Follow these guidelines to stay safe, healthy and warm:
· Try to stay indoors when weather is extremely cold, especially if winds are high.
· If you must go outdoors, make trips outside as brief as possible.
· Dress in layers of warm clothing if you plan to be outdoors.
· Protect your head, neck, hands and feet from the cold by wearing a hat, scarf, gloves and socks.
· Offer to help people in your neighborhood who may have limited access to heat.
· Check frequently on older adults and people who are ill.
· During peak cold times, visit indoor public facilities such as shopping malls, libraries or senior centers, if you don't have enough heat in your home. Be sure to check that they are open before venturing outdoors.
· Do not leave pets outside.
· If you use an outdoor generator at home, place it at least 10 feet away from all doors and windows to avoid exhaust gases entering the home.
· Stoves, barbeques and ovens can produce carbon monoxide gas, which can be deadly when used to heat a home. Never use these appliances in place of approved heaters such as electric, natural gas or fireplaces.
· Children, the elderly and people with disabilities or special medical needs are especially vulnerable during cold snaps. Extra precaution should be taken to ensure they don't get too cold.

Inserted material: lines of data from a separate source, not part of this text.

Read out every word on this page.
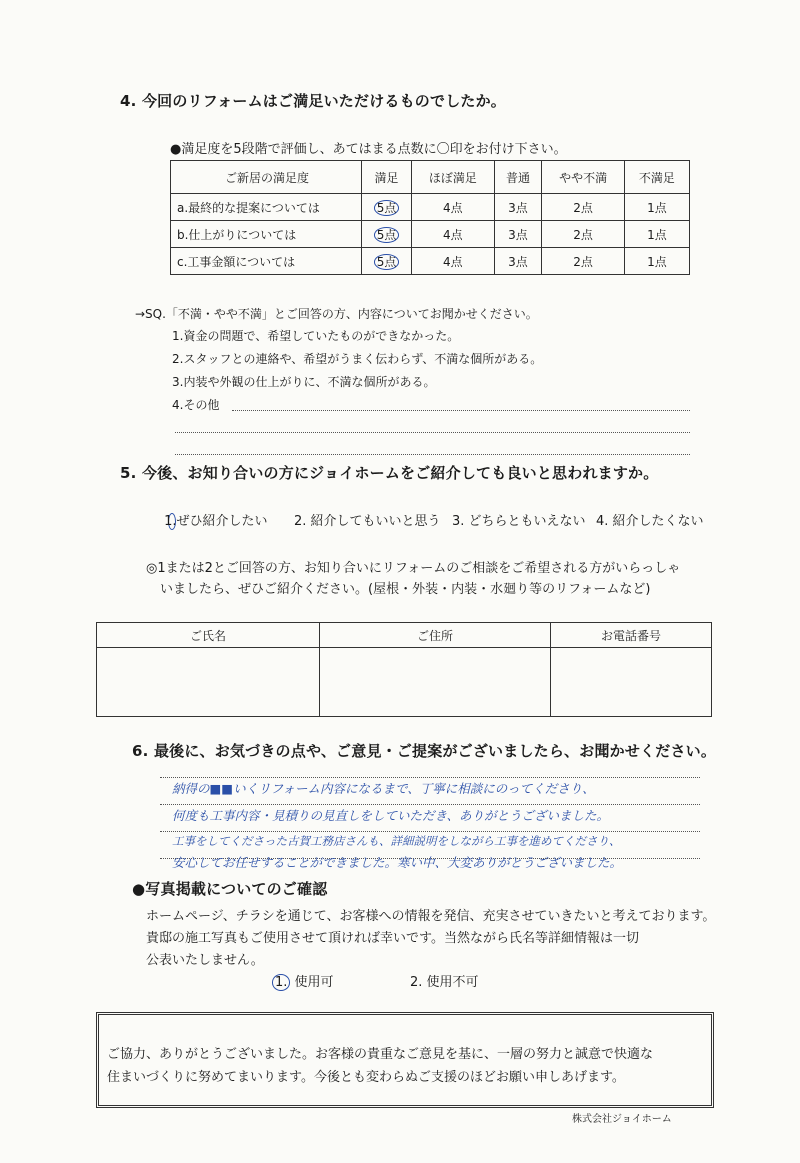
4. 今回のリフォームはご満足いただけるものでしたか。
●満足度を5段階で評価し、あてはまる点数に〇印をお付け下さい。
ご新居の満足度	満足	ほぼ満足	普通	やや不満	不満足
a.最終的な提案については	5点	4点	3点	2点	1点
b.仕上がりについては	5点	4点	3点	2点	1点
c.工事金額については	5点	4点	3点	2点	1点
→SQ.「不満・やや不満」とご回答の方、内容についてお聞かせください。
1.資金の問題で、希望していたものができなかった。
2.スタッフとの連絡や、希望がうまく伝わらず、不満な個所がある。
3.内装や外観の仕上がりに、不満な個所がある。
4.その他
5. 今後、お知り合いの方にジョイホームをご紹介しても良いと思われますか。
1.ぜひ紹介したい 2. 紹介してもいいと思う 3. どちらともいえない 4. 紹介したくない
◎1または2とご回答の方、お知り合いにリフォームのご相談をご希望される方がいらっしゃ
いましたら、ぜひご紹介ください。(屋根・外装・内装・水廻り等のリフォームなど)
ご氏名	ご住所	お電話番号

6. 最後に、お気づきの点や、ご意見・ご提案がございましたら、お聞かせください。
納得の■■いくリフォーム内容になるまで、丁寧に相談にのってくださり、
何度も工事内容・見積りの見直しをしていただき、ありがとうございました。
工事をしてくださった古賀工務店さんも、詳細説明をしながら工事を進めてくださり、
安心してお任せすることができました。寒い中、大変ありがとうございました。
●写真掲載についてのご確認
ホームページ、チラシを通じて、お客様への情報を発信、充実させていきたいと考えております。
貴邸の施工写真もご使用させて頂ければ幸いです。当然ながら氏名等詳細情報は一切
公表いたしません。
1. 使用可	2. 使用不可
ご協力、ありがとうございました。お客様の貴重なご意見を基に、一層の努力と誠意で快適な
住まいづくりに努めてまいります。今後とも変わらぬご支援のほどお願い申しあげます。
株式会社ジョイホーム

· Install a carbon monoxide detector in your home to reduce the risk of poisoning. Symptoms of carbon monoxide poisoning include shortness of breath, headache, nausea, and muscle and joint pain. Exposure to high levels of carbon monoxide could lead to death within minutes. If you suspect carbon monoxide poisoning, take immediate action: call the New Jersey Poison Control Center at 1-800-222-1222 for immediate treatment advice. Those suffering from carbon monoxide poisoning should be immediately taken outside into the fresh air. It’s important that they be taken to an emergency room for immediate medical treatment.